When he found out I had turned down the 400-foot-long Vegan because the upkeep would be too big, Gorb-Higgins rushed off to the Vegan's agent and concluded a deal whereby we acquired a fertilized Vegan ovum, weighing hardly more than an ounce. Transporting that was a lot cheaper than lugging a full-grown adult Vegan, besides which, he assured me that the infant beast could be adapted to a diet of vegetables without any difficulty.

He made life a lot easier for me during the six-week voyage to Earth in our specially constructed ship. With fifty-two alien life-forms aboard, all sorts of dietary problems arose, not to mention the headaches that popped up over pride of place and the like. The Kallerian simply refused to be quartered anywhere but on the left-hand side of the ship, for example—but that was the side we had reserved for low-gravity creatures, and there was no room for him there.

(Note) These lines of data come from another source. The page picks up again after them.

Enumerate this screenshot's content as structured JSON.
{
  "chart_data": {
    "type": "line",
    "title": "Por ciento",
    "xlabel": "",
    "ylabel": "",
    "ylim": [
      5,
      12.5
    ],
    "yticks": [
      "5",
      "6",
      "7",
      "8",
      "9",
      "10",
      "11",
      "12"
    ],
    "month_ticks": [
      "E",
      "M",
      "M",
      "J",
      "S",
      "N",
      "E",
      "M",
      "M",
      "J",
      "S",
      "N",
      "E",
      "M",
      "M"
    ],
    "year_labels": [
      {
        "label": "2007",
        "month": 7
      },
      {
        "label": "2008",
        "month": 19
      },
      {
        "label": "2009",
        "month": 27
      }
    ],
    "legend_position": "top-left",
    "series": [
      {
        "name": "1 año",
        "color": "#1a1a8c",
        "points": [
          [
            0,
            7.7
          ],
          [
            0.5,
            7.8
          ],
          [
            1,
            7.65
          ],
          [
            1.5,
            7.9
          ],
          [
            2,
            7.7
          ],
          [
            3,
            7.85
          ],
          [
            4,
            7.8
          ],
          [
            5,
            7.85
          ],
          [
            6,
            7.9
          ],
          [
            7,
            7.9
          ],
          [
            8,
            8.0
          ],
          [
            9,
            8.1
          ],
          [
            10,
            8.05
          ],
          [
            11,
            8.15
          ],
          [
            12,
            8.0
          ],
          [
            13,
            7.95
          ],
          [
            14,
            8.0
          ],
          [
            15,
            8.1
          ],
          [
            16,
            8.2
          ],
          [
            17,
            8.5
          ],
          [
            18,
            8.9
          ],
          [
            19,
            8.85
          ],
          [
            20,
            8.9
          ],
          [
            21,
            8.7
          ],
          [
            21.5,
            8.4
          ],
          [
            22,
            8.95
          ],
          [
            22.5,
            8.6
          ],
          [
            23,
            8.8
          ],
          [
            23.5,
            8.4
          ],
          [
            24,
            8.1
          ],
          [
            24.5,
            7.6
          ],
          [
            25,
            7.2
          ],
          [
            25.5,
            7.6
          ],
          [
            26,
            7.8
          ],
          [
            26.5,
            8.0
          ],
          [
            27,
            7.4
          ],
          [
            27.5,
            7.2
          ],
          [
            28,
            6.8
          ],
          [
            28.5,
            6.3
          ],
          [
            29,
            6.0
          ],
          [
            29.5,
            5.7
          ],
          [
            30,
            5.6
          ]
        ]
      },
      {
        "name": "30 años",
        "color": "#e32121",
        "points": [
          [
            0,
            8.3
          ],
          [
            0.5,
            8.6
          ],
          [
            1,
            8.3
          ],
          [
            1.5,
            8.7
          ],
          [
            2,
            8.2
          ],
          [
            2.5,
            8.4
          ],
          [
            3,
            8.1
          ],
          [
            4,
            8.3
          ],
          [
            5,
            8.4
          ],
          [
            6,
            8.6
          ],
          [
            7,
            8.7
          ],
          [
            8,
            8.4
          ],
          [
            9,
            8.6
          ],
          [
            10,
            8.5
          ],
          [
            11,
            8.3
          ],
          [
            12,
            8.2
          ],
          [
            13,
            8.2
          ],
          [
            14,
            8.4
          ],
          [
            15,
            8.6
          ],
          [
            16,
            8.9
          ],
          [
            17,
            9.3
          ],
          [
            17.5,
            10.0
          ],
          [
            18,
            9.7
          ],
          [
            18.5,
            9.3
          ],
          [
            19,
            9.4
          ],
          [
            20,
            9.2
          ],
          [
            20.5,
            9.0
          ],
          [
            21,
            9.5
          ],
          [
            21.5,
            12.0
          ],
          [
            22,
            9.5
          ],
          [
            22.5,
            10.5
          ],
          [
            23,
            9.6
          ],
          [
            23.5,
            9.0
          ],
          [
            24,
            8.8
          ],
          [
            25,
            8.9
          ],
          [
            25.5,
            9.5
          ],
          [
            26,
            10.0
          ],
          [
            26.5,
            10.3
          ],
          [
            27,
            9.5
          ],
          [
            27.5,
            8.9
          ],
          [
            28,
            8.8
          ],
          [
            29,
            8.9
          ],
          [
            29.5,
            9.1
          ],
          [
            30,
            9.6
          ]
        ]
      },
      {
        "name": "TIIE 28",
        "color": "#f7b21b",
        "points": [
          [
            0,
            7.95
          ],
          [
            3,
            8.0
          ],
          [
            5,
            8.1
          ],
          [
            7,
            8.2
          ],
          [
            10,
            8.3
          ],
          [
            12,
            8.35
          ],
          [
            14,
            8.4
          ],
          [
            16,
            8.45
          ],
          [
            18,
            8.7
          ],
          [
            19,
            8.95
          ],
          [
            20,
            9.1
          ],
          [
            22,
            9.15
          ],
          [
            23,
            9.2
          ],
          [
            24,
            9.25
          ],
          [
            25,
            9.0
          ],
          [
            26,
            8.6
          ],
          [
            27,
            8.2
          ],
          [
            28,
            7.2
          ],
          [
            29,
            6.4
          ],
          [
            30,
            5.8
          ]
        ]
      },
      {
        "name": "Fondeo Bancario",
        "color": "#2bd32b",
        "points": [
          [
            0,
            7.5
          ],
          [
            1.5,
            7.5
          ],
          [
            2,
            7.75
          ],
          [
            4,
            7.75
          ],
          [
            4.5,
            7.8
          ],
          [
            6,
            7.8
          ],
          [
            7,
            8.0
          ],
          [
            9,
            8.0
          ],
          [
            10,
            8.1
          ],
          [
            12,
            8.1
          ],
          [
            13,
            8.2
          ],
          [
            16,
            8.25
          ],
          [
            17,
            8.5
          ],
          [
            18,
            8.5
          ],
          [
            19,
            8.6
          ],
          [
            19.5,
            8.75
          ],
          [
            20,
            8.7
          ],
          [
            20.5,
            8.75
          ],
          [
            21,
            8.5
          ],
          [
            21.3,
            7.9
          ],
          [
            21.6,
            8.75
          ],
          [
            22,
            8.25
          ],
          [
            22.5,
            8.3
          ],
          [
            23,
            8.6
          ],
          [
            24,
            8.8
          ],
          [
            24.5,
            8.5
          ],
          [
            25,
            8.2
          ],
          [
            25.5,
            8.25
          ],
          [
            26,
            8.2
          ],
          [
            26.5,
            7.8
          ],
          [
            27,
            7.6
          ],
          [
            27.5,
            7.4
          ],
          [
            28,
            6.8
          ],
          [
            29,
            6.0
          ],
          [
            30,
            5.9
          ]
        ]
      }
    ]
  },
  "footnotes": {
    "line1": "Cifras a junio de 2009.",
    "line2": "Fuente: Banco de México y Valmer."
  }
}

"We'll be traveling in hyperspace all the way to Earth," Gorb-Higgins assured the stubborn Kallerian. "Our cosmostatic polarity will be reversed, you see."

"Hah?" asked Heraal in confusion.

"The cosmostatic polarity. If you take a bunk on the left-hand side of the ship, you'll be traveling on the right-hand side all the way there!"

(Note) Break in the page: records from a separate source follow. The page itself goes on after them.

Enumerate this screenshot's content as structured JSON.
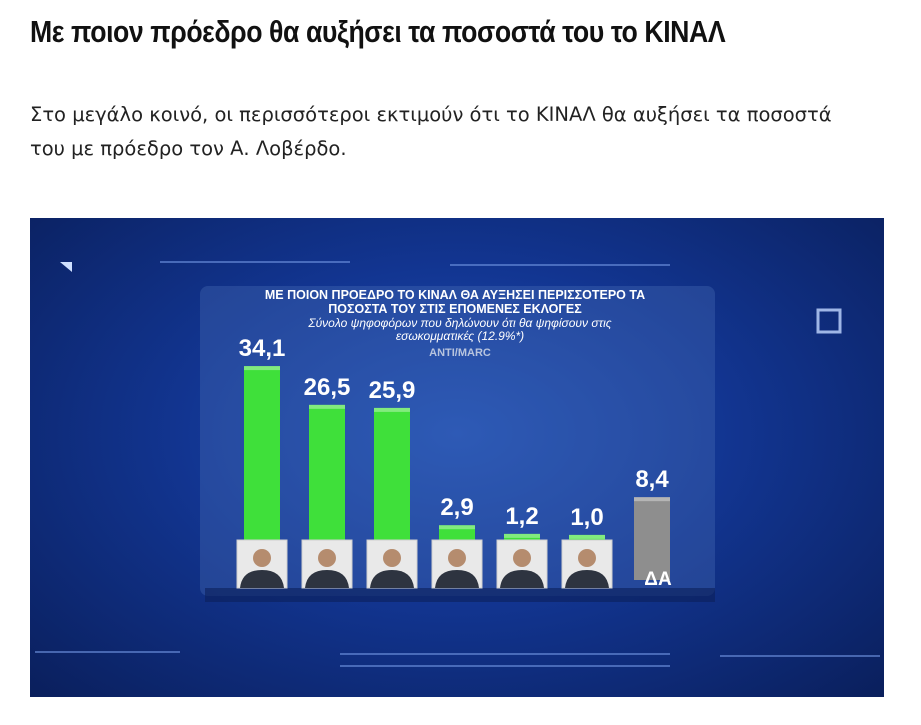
{
  "header": {
    "title": "Με ποιον πρόεδρο θα αυξήσει τα ποσοστά του το ΚΙΝΑΛ"
  },
  "text": {
    "paragraph": "Στο μεγάλο κοινό, οι περισσότεροι εκτιμούν ότι το ΚΙΝΑΛ θα αυξήσει τα ποσοστά του με πρόεδρο τον Α. Λοβέρδο."
  },
  "chart_data": {
    "type": "bar",
    "title": "ΜΕ ΠΟΙΟΝ ΠΡΟΕΔΡΟ ΤΟ ΚΙΝΑΛ ΘΑ ΑΥΞΗΣΕΙ ΠΕΡΙΣΣΟΤΕΡΟ ΤΑ ΠΟΣΟΣΤΑ ΤΟΥ ΣΤΙΣ ΕΠΟΜΕΝΕΣ ΕΚΛΟΓΕΣ",
    "subtitle": "Σύνολο ψηφοφόρων που δηλώνουν ότι θα ψηφίσουν στις εσωκομματικές (12.9%*)",
    "source": "ANTI/MARC",
    "categories": [
      null,
      null,
      null,
      null,
      null,
      null,
      "ΔΑ"
    ],
    "values": [
      34.1,
      26.5,
      25.9,
      2.9,
      1.2,
      1.0,
      8.4
    ],
    "value_labels": [
      "34,1",
      "26,5",
      "25,9",
      "2,9",
      "1,2",
      "1,0",
      "8,4"
    ],
    "colors": [
      "#3fe03a",
      "#3fe03a",
      "#3fe03a",
      "#3fe03a",
      "#3fe03a",
      "#3fe03a",
      "#8e8e8e"
    ]
  }
}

"Oh," said the big Kallerian. "I didn't know that. Thank you for explaining."

He gratefully took the stateroom we assigned him.

Higgins really had a way with the creatures, all right. He made us look like fumbling amateurs, and I had been operating in this business more than fifteen years.

Somehow Higgins managed to be on the spot whenever trouble broke out. A highly strung Norvennith started a feud with a pair of Vanoinans over an alleged moral impropriety; Norvennithi can be very stuffy sometimes. But Gorb convinced the outraged being that what the Vanoinans were doing in the washroom was perfectly proper. Well, it was, but I'd never have thought of using that particular analogy.

I could list half a dozen other incidents in which Gorb-Higgins' special knowledge of outworld beings saved us from annoying hassles on that trip back. It was the first time I had ever had another man with brains in the organization and I was getting worried.

When I first set up the Institute back in the early 2920s, it was with my own capital, scraped together while running a comparative biology show on Betelgeuse IX. I saw to it that I was the sole owner. And I took care to hire competent but unspectacular men as my staffers—men like Stebbins, Auchinleck and Ludlow.